Enrollment in consumer-driven health plans or “CDHPs” has skyrocketed during the past 24 months. Now, UnitedHealth Group, the nation’s second-largest health insurance company, has announced membership growth increases of 75% in its CDHP and HRA (Health Reimbursement Account) offerings for the period between June 2005 and June 2006. Membership in UnitedHealth Group consumer-driven health plans has now surpassed 1.75 million people. Moreover, research suggests that even consumers working for employers that still offer more traditional health insurance options like PPOs and HMOs are choosing to enroll in CDHPs.
There is something else that is different about a CDHP-insured consumer: they tend to take a more proactive role in managing their healthcare. A UnitedHealth Group study suggests that individuals in consumer-driven health plans are more likely to be actively engaged in managing their health and making health care decisions, as compared to individuals with traditional health insurance. A joint study between Definity and UnitedHealth Group found that CDHP enrollees supplied with appropriate health care information have higher usage of preventative care services. They also less likely to pursue discretionary acute care services. As a result, they are hospitalized less and have fewer trips to the emergency room.
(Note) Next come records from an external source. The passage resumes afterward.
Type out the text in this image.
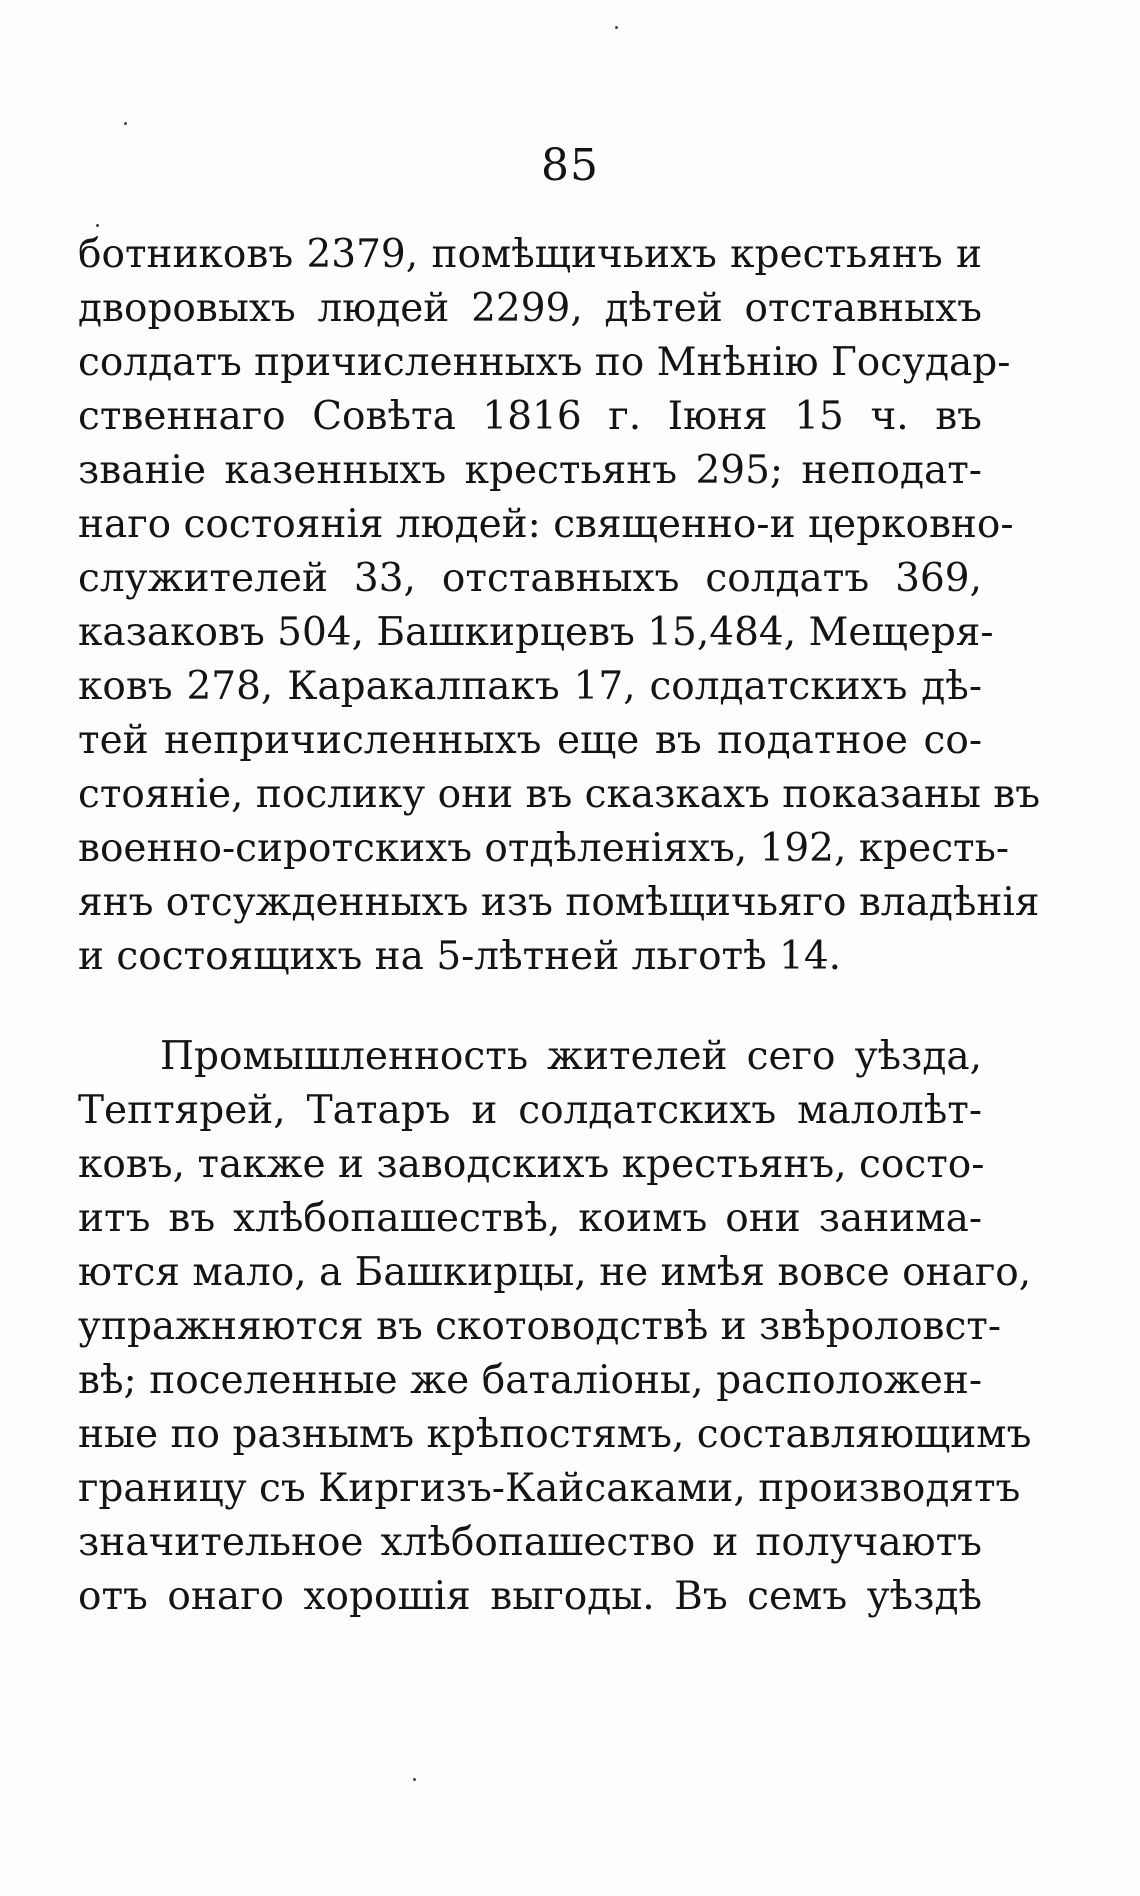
85
ботниковъ 2379, помѣщичьихъ крестьянъ и
дворовыхъ людей 2299, дѣтей отставныхъ
солдатъ причисленныхъ по Мнѣнію Государ-
ственнаго Совѣта 1816 г. Іюня 15 ч. въ
званіе казенныхъ крестьянъ 295; неподат-
наго состоянія людей: священно-и церковно-
служителей 33, отставныхъ солдатъ 369,
казаковъ 504, Башкирцевъ 15,484, Мещеря-
ковъ 278, Каракалпакъ 17, солдатскихъ дѣ-
тей непричисленныхъ еще въ податное со-
стояніе, послику они въ сказкахъ показаны въ
военно-сиротскихъ отдѣленіяхъ, 192, кресть-
янъ отсужденныхъ изъ помѣщичьяго владѣнія
и состоящихъ на 5-лѣтней льготѣ 14.
Промышленность жителей сего уѣзда,
Тептярей, Татаръ и солдатскихъ малолѣт-
ковъ, также и заводскихъ крестьянъ, состо-
итъ въ хлѣбопашествѣ, коимъ они занима-
ются мало, а Башкирцы, не имѣя вовсе онаго,
упражняются въ скотоводствѣ и звѣроловст-
вѣ; поселенные же баталіоны, расположен-
ные по разнымъ крѣпостямъ, составляющимъ
границу съ Киргизъ-Кайсаками, производятъ
значительное хлѣбопашество и получаютъ
отъ онаго хорошія выгоды. Въ семъ уѣздѣ
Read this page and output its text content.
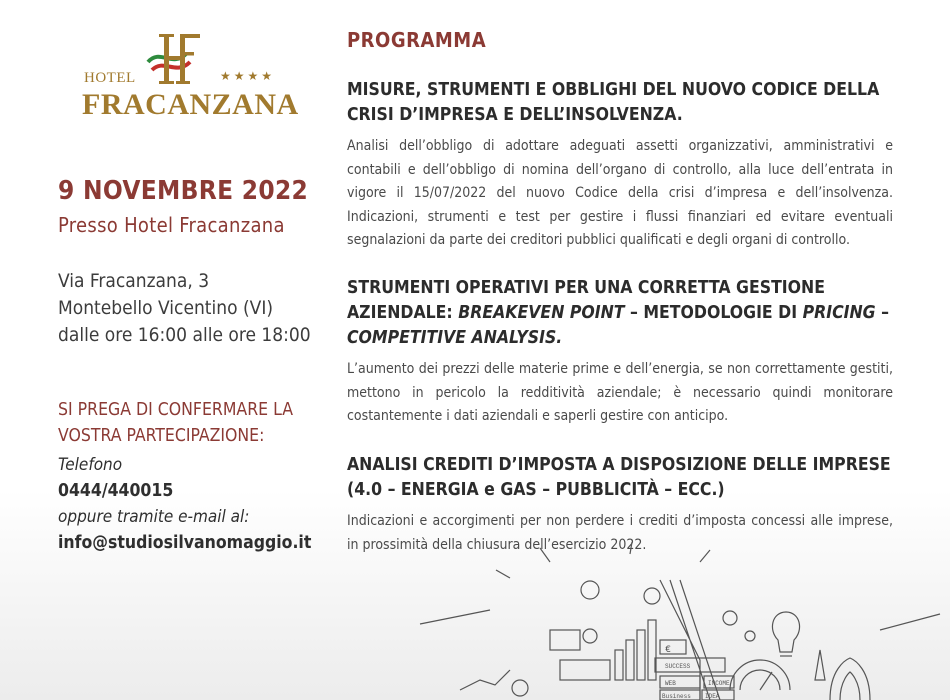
HOTEL	★★★★
FRACANZANA
9 NOVEMBRE 2022
Presso Hotel Fracanzana
Via Fracanzana, 3
Montebello Vicentino (VI)
dalle ore 16:00 alle ore 18:00
SI PREGA DI CONFERMARE LA
VOSTRA PARTECIPAZIONE:
Telefono
0444/440015
oppure tramite e-mail al:
info@studiosilvanomaggio.it
PROGRAMMA
MISURE, STRUMENTI E OBBLIGHI DEL NUOVO CODICE DELLA CRISI D’IMPRESA E DELL’INSOLVENZA.
Analisi dell’obbligo di adottare adeguati assetti organizzativi, amministrativi e contabili e dell’obbligo di nomina dell’organo di controllo, alla luce dell’entrata in vigore il 15/07/2022 del nuovo Codice della crisi d’impresa e dell’insolvenza. Indicazioni, strumenti e test per gestire i flussi finanziari ed evitare eventuali segnalazioni da parte dei creditori pubblici qualificati e degli organi di controllo.
STRUMENTI OPERATIVI PER UNA CORRETTA GESTIONE AZIENDALE: BREAKEVEN POINT – METODOLOGIE DI PRICING – COMPETITIVE ANALYSIS.
L’aumento dei prezzi delle materie prime e dell’energia, se non correttamente gestiti, mettono in pericolo la redditività aziendale; è necessario quindi monitorare costantemente i dati aziendali e saperli gestire con anticipo.
ANALISI CREDITI D’IMPOSTA A DISPOSIZIONE DELLE IMPRESE
(4.0 – ENERGIA e GAS – PUBBLICITÀ – ECC.)
Indicazioni e accorgimenti per non perdere i crediti d’imposta concessi alle imprese, in prossimità della chiusura dell’esercizio 2022.
SUCCESS
WEB	INCOME
Business IDEA
€
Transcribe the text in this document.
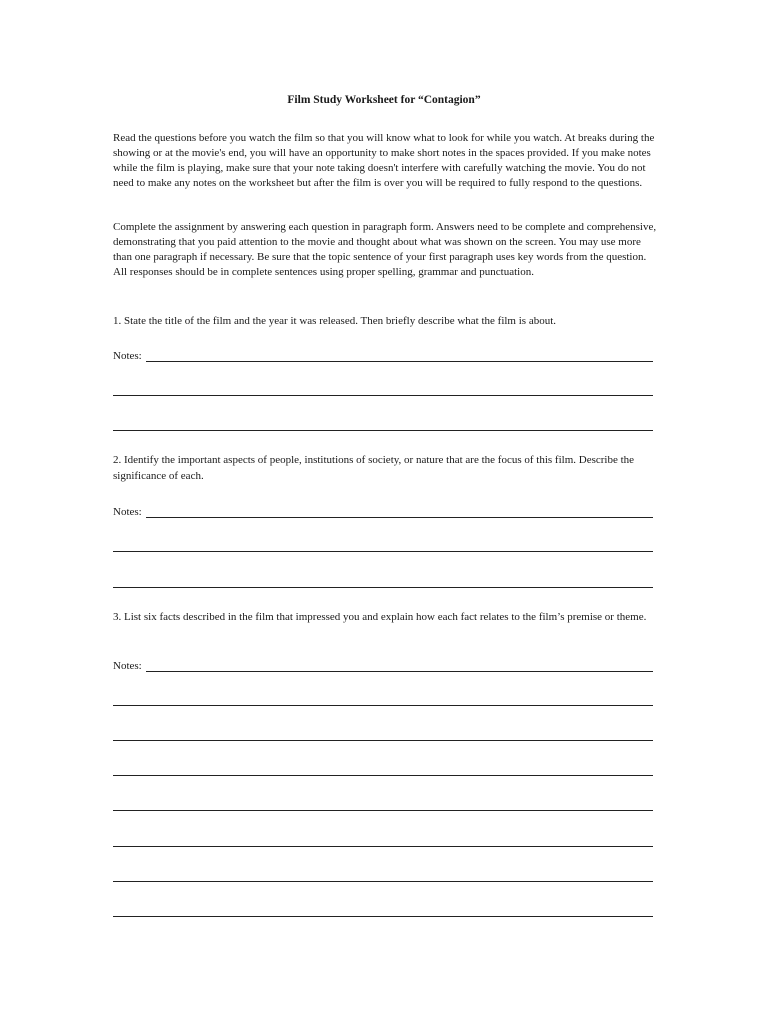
Film Study Worksheet for “Contagion”

Read the questions before you watch the film so that you will know what to look for while you watch. At breaks during the showing or at the movie's end, you will have an opportunity to make short notes in the spaces provided. If you make notes while the film is playing, make sure that your note taking doesn't interfere with carefully watching the movie. You do not need to make any notes on the worksheet but after the film is over you will be required to fully respond to the questions.

Complete the assignment by answering each question in paragraph form. Answers need to be complete and comprehensive, demonstrating that you paid attention to the movie and thought about what was shown on the screen. You may use more than one paragraph if necessary. Be sure that the topic sentence of your first paragraph uses key words from the question. All responses should be in complete sentences using proper spelling, grammar and punctuation.

1. State the title of the film and the year it was released. Then briefly describe what the film is about.

Notes:

2. Identify the important aspects of people, institutions of society, or nature that are the focus of this film. Describe the significance of each.

Notes:

3. List six facts described in the film that impressed you and explain how each fact relates to the film’s premise or theme.

Notes:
For clinical laboratories and anatomic pathology group practices, the growing number of consumers insured by a CDHP will be a sword that cuts both ways. On the negative side, laboratories will increasingly be billing consumers directly, often for the entire amount of the laboratory testing services performed. Experts expect that laboratories and pathology groups will see an increase in bad debt, as consumers either refuse to pay, or don’t have the money to pay, for up to 100% of their laboratory charges.
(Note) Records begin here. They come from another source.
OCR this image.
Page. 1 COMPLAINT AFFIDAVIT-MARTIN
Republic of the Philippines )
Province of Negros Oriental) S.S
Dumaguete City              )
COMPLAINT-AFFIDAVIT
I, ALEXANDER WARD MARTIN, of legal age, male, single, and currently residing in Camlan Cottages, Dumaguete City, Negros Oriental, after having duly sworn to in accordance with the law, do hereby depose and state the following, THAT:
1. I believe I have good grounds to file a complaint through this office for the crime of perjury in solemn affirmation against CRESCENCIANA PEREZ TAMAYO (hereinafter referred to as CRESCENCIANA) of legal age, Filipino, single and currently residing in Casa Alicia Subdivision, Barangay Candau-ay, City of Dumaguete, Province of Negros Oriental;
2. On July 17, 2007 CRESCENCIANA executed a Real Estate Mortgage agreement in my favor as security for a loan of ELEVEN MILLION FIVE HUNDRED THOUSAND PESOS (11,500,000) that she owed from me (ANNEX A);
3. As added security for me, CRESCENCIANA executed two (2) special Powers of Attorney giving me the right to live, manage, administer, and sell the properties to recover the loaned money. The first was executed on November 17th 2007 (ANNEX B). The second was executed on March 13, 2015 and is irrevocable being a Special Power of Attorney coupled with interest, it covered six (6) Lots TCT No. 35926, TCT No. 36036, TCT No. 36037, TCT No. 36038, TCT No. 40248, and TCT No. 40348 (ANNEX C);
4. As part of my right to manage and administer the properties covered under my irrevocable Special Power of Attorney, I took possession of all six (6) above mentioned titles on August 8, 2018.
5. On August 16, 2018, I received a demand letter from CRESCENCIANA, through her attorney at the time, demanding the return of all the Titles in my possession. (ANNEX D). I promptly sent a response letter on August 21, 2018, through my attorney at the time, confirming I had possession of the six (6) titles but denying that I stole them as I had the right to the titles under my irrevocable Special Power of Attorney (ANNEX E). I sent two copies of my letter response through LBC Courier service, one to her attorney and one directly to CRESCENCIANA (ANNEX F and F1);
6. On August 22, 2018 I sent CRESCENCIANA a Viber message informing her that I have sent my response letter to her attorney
On the positive side, CDHP members will have increased freedom to choose their healthcare providers. Well-informed CDHP members may do research and actively select high-quality laboratories and acknowledged sub-specialist pathologists. The consumer will want a “world class” laboratory or pathologist to diagnose their case or provide a second opinion to their attending physician. Because of this fact, laboratories and pathologists who develop a public brand and increased awareness among consumers will likely have a competitive advantage.
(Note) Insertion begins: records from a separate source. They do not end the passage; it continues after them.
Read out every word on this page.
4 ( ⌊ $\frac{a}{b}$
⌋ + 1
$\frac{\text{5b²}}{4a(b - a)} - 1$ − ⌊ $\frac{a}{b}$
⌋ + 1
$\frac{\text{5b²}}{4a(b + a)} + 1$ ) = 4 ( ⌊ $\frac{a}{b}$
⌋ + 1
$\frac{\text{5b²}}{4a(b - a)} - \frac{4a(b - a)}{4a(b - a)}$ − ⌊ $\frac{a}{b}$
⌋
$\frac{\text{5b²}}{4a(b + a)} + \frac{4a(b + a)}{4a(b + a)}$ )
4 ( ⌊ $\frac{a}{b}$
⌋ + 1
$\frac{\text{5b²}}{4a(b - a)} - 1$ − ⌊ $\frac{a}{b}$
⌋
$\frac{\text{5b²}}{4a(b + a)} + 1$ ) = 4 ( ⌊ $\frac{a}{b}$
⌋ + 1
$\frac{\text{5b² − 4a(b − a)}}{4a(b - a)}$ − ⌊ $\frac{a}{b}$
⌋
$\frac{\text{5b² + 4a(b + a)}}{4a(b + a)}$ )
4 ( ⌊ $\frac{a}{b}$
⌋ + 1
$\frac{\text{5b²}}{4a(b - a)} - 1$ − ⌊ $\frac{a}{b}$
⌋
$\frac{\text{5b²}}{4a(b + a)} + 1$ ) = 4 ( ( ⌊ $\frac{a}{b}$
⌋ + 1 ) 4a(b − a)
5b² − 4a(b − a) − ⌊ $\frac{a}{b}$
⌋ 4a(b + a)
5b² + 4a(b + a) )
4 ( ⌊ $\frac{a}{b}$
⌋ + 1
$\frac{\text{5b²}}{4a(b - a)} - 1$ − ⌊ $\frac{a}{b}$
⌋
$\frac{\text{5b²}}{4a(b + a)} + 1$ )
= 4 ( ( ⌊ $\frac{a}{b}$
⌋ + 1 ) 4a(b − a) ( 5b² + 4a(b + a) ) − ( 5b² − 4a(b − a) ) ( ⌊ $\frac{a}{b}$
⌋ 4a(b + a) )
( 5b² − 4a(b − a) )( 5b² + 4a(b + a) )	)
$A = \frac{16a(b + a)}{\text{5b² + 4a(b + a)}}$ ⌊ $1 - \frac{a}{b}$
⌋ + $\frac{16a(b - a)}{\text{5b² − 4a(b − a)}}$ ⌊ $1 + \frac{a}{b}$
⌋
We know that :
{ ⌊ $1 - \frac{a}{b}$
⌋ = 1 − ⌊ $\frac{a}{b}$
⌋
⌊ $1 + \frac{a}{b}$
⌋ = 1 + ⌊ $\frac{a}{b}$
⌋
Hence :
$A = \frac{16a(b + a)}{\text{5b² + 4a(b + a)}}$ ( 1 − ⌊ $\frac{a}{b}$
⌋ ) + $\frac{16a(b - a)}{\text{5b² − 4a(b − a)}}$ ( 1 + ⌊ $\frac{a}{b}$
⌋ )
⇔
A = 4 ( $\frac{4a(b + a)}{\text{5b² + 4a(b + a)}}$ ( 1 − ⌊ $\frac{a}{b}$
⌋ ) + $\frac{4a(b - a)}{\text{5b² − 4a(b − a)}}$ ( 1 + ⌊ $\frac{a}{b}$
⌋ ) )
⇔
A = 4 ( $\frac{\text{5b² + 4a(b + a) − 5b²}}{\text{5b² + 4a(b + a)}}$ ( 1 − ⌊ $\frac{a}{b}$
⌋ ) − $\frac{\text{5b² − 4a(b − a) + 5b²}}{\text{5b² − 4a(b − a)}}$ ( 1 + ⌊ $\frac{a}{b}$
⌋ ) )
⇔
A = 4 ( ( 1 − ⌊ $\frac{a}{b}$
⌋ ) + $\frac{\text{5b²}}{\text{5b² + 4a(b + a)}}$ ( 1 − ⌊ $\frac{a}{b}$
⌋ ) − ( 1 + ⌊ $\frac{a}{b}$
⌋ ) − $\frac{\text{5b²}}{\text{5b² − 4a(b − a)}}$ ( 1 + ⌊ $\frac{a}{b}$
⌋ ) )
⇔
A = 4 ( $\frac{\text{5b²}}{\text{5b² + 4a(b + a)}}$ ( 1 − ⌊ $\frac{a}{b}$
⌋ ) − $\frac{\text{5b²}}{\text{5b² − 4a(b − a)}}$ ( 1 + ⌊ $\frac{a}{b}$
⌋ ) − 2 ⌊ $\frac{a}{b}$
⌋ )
Dark Daily predicts that consumer-driven health plans will have far-reaching consequences to the laboratory industry. Laboratories and pathology groups will need to learn and develop a service organization that can help CDHP members get answers to their questions, monitor the costs of tests and procedures, and research their health issues. Because it will be consumers choosing their providers, and not managed care companies as in past years, the overall trend of growing CDHP enrollment should benefit clinical laboratories and anatomic pathology group practices.